Limitations of the study merit discussion. The dimensional characterization of the sample allowed for the most complete phenotyping of ADL status of virally suppressed older adults conducted to date, yet the total sample size was restricted. As such, it is possible that extreme scores on a given variable (particularly the WRAT-4) could skew the results of the machine learning analysis. We do not believe this is a likely outcome as the reading and cognitive test scores in this sample are consistent with the results reported in other studies [50,51]. Given the older age of the study participants, all of whom were virally suppressed, the results may not generalize to younger PWH and/or those with uncontrolled viremia. Additionally, while we utilized a number of strategies to minimize overfitting, including five-fold cross validation with multiple repeat trials, focused inclusion of input features in the algorithm, etc., additional studies are needed to examine the clinical relevance of the classification algorithm in larger, more racially and ethnically diverse samples who are followed longitudinally. Additionally, studies that examine predictive features of the individual subtests of the NAB would be of interest.

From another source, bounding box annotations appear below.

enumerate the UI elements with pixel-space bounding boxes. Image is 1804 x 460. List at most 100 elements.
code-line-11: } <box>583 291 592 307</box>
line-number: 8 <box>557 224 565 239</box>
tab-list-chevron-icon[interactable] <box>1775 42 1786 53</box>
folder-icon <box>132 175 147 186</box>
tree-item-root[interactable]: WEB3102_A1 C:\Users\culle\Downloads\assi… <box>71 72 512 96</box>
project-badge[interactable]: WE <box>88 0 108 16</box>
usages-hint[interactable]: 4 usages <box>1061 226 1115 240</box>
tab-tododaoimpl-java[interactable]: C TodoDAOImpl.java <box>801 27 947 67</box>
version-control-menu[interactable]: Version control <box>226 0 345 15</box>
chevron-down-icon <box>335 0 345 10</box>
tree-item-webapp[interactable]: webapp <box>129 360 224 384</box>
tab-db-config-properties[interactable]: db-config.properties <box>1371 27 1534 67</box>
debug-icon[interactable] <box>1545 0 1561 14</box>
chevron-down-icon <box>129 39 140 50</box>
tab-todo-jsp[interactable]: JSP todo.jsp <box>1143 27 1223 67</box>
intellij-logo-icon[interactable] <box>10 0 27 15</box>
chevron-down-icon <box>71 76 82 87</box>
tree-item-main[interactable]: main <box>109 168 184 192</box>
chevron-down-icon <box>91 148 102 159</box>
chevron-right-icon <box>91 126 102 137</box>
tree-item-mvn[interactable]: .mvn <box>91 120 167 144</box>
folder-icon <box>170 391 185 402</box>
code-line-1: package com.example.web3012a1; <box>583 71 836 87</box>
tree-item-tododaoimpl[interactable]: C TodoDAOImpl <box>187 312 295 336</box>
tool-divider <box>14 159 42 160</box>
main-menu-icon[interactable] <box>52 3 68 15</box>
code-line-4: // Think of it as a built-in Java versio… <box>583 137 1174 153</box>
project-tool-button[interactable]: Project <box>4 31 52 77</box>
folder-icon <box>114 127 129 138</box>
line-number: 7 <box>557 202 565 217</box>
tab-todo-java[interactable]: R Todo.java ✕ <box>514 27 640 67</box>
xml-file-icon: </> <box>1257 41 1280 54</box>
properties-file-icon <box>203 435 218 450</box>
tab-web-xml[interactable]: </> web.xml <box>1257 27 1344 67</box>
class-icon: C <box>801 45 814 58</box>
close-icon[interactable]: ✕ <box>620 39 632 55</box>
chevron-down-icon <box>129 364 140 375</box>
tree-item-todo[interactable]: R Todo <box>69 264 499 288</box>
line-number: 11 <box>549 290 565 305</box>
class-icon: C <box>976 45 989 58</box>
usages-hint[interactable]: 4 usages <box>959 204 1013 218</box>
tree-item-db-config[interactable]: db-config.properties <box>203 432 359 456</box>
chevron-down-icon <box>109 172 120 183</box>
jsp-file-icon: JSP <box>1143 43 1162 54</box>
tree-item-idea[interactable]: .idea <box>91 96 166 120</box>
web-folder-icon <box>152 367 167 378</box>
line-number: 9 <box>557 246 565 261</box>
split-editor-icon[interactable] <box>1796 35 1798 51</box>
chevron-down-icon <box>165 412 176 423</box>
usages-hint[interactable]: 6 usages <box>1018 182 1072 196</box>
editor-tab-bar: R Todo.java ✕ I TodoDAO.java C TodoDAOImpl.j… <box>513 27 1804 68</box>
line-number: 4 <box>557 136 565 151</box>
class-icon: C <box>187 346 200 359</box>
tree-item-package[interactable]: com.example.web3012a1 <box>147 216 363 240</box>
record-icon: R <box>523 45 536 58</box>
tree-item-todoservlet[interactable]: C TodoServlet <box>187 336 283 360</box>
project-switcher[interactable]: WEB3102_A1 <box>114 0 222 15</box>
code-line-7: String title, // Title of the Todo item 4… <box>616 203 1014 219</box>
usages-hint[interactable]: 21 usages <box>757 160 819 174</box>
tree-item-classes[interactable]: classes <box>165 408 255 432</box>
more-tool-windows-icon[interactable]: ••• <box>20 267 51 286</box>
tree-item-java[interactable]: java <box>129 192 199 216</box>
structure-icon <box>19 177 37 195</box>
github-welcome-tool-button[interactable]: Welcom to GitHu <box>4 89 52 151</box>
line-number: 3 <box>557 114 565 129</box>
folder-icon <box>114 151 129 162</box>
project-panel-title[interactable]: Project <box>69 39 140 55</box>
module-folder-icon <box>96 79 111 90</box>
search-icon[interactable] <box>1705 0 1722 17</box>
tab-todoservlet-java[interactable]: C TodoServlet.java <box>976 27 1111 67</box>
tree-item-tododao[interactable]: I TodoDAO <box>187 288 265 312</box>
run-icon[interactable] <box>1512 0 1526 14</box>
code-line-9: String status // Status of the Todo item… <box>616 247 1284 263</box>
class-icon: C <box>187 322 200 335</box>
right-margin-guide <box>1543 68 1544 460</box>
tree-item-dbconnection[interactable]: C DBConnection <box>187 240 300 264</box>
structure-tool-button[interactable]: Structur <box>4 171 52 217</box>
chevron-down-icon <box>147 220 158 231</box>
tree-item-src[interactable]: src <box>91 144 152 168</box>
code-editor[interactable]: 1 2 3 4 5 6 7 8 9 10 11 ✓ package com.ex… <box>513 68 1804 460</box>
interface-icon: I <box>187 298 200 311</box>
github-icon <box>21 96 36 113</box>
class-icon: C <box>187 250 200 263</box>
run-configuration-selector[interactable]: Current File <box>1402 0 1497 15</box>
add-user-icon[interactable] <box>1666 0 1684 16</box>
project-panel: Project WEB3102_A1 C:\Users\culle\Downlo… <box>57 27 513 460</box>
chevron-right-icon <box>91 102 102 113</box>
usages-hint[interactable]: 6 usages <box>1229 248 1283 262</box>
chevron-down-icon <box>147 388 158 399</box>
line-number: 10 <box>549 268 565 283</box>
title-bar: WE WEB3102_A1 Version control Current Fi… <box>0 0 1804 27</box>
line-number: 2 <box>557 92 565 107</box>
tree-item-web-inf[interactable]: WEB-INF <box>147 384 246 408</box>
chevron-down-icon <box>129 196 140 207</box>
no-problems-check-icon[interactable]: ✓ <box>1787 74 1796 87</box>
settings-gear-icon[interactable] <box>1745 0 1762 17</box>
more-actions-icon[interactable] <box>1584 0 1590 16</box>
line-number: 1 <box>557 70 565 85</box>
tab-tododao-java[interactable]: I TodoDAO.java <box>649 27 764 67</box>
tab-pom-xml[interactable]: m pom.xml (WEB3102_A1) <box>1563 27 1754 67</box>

Results from the current study provide an important foundation to establish clinically relevant predictive models of ADL risk among older PWH with neurocognitive impairment. Our study findings highlight the importance of sociocultural factors, in addition to brain structure and function, as predictors of ADL status when measured using existing task-based protocols. Development of culturally relevant methods to ascertain ADL status, including methods that are specific to HIV, represents a clinical and research priority to prevent errors that could propagate health disparities among diverse populations.

Declaration of Competing Interest

Dr. Paul reports grants from National Institute of Mental Health during the conduct of the study. Dr. Valcour reports other relevant activities from Southeast Tennessee AIDS Education & Training Center and from International AIDS Society - USA, outside the submitted work. Dr. Cysique reports grants, personal fees and other relevant activities from Missouri Institute of Mental Health during the conduct of the study. All other authors report no conflicts of interest.